La situation alarmante du protoxyde d'azote
Pour Samuel Finielz, procureur de la République de Lille, le protoxyde d'azote constitue une problématique de santé publique et d'ordre public : "Les maires et préfets ont déjà pris des arrêtés pour interdire sa consommation sur la voie publique. La sécurité publique est également mise à mal, en témoignent les accidents tragiques survenus récemment".
Une législation à revoir
Le décès de Mathis a profondément choqué le Nord de la France. Le procureur souligne cependant la complexité de la détection des effets du protoxyde d'azote dans le cadre judiciaire. "Actuellement, il n'existe pas de méthodes scientifiques rapides pour établir si un conducteur est sous l'emprise de cette substance, contrairement aux tests pour l'alcool ou les drogues", explique-t-il.
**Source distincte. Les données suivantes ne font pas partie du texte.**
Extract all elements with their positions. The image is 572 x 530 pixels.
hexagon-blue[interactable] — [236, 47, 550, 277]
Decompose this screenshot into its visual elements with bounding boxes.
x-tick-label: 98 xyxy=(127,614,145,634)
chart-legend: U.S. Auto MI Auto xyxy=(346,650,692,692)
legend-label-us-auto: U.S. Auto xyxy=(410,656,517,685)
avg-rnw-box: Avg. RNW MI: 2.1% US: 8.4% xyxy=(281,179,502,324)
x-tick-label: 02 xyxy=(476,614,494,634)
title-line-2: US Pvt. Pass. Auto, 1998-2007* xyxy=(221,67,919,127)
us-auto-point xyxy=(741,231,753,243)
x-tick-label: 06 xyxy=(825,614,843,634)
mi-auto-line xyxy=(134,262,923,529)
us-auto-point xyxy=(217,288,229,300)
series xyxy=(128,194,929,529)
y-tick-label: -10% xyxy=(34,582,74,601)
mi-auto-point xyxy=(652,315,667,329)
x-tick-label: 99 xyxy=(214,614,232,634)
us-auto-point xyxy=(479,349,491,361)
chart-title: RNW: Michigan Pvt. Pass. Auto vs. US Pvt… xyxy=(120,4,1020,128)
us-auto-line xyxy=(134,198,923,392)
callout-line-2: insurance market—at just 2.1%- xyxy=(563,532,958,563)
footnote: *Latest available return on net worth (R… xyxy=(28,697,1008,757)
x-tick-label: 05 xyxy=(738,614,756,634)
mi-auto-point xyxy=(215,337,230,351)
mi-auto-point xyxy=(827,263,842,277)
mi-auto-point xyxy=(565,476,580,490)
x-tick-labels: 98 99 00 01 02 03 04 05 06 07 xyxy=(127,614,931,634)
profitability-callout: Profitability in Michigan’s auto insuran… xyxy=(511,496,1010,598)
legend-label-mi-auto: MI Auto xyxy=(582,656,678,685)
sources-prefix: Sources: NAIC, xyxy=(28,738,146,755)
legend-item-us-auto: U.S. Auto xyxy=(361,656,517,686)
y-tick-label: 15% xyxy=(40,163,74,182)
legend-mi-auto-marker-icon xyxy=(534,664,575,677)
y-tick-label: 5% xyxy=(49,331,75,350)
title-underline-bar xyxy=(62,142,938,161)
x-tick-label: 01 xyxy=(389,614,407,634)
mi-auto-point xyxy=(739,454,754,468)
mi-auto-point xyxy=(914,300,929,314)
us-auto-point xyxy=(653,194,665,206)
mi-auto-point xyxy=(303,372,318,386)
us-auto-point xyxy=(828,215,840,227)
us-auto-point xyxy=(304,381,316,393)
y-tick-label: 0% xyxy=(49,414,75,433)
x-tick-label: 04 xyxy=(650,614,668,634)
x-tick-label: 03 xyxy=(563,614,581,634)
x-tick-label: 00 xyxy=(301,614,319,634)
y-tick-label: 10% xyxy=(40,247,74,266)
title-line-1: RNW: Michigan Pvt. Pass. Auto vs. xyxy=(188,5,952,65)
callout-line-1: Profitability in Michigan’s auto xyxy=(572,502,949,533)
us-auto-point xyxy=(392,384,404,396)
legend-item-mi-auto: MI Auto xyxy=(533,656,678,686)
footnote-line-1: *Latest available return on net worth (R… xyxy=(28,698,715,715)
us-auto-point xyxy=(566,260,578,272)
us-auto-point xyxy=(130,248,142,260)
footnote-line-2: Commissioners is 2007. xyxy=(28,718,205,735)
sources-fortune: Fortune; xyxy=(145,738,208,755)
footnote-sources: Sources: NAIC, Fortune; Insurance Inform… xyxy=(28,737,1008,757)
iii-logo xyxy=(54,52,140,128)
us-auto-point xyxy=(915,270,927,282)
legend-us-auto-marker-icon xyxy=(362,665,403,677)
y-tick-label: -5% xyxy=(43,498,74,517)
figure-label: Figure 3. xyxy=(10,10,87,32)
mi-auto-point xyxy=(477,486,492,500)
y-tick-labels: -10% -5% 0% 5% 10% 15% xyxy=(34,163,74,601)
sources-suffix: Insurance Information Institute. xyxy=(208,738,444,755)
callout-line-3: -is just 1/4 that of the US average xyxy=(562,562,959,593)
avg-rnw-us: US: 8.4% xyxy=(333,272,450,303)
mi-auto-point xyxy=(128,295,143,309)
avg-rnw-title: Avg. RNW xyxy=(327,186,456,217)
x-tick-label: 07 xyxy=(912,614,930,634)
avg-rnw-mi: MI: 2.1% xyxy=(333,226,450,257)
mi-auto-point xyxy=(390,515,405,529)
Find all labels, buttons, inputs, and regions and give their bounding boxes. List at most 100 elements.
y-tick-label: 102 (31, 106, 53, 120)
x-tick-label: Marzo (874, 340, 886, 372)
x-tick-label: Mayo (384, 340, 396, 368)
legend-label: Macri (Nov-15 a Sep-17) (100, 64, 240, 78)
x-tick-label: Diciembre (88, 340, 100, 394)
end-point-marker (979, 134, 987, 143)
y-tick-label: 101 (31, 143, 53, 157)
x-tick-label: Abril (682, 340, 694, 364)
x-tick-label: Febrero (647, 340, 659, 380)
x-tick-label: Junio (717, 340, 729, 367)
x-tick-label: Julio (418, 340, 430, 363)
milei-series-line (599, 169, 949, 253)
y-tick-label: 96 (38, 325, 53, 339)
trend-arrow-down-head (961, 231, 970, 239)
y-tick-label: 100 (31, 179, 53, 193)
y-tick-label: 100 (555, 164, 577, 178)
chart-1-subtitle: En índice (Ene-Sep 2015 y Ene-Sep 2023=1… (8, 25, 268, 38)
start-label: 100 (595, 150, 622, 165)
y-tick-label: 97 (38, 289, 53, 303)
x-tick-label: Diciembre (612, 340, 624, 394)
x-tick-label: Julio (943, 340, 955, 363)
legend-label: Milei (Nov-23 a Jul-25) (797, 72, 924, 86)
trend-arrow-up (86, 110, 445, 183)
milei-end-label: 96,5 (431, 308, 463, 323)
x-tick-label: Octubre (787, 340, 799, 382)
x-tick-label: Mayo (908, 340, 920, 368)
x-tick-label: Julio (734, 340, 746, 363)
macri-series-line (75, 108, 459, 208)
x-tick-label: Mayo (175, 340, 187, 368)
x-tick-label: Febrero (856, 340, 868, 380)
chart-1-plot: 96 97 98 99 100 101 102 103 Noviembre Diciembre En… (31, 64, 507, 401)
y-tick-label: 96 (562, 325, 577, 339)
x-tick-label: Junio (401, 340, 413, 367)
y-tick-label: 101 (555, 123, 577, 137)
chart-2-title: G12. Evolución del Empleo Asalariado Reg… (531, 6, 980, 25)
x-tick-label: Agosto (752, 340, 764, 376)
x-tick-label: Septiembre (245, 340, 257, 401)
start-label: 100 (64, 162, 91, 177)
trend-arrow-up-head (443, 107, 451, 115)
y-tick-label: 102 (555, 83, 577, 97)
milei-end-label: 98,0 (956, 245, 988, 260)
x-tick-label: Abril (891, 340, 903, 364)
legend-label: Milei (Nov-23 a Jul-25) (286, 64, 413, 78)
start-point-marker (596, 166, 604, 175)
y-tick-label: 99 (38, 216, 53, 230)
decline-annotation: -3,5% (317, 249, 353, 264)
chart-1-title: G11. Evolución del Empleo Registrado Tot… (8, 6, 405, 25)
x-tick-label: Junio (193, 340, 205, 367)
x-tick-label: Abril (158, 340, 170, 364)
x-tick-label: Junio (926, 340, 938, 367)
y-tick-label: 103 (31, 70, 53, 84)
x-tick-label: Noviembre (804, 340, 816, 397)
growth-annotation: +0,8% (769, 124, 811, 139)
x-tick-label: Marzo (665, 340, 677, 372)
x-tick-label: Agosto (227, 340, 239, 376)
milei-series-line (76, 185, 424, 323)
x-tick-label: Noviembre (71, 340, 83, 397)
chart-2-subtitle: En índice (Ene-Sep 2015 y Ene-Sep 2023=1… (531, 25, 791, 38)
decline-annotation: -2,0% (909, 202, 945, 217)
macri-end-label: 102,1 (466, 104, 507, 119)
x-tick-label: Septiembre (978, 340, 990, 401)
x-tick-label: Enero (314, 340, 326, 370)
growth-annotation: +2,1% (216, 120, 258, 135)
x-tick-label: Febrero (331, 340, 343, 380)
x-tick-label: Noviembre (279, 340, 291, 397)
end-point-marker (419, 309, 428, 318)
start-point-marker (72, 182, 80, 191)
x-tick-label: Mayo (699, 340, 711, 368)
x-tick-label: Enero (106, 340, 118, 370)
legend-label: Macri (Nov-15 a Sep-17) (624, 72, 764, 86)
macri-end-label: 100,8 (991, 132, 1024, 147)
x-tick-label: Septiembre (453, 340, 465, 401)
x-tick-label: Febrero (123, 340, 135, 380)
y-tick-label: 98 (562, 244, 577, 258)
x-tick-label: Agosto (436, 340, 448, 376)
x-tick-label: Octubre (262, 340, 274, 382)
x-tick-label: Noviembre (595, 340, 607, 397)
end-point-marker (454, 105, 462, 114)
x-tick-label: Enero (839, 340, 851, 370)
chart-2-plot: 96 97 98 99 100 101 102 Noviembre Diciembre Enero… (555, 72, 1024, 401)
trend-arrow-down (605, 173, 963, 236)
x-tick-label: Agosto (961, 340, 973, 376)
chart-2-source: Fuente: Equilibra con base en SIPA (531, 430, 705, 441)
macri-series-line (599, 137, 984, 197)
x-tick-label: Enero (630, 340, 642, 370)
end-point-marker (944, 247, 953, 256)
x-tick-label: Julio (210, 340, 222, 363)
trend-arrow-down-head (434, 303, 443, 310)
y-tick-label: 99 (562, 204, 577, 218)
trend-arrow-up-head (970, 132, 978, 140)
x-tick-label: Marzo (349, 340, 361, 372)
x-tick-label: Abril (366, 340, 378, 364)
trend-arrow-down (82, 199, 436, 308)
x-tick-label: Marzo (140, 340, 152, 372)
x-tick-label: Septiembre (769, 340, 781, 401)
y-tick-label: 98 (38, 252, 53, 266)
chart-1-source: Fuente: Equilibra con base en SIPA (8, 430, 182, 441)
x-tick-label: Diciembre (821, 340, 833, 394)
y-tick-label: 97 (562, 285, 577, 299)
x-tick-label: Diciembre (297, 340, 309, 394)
Cette lacune rend difficile toute évolution législative.
Appel à la responsabilité des conducteurs
Malgré cela, les lois existantes prévoient des sanctions significatives. Samuel Finielz déclare : "Conduire sous protoxyde d'azote peut entraîner des peines allant jusqu'à 10 ans d'emprisonnement pour homicide routier". Dans les enquêtes sur ces accidents, des analyses toxicologiques sont systématiquement réalisées pour apporter des preuves en cas de culpabilité.
Quant à la vente de protoxyde d'azote, elle est déjà régulée : interdite aux mineurs et dans les établissements de boisson. Le procureur ajoute : "Les parents doivent être vigilants. Si vous constatez que votre enfant consomme ce gaz, il est crucial d'en discuter avec lui et de le diriger vers des ressources de soutien à la toxicomanie." En parallèle, un nouveau projet de loi, RIPOSTE, devrait être débattu au parlement à l'automne 2026, visant à créer de nouveaux délits contre ce gaz hilarant.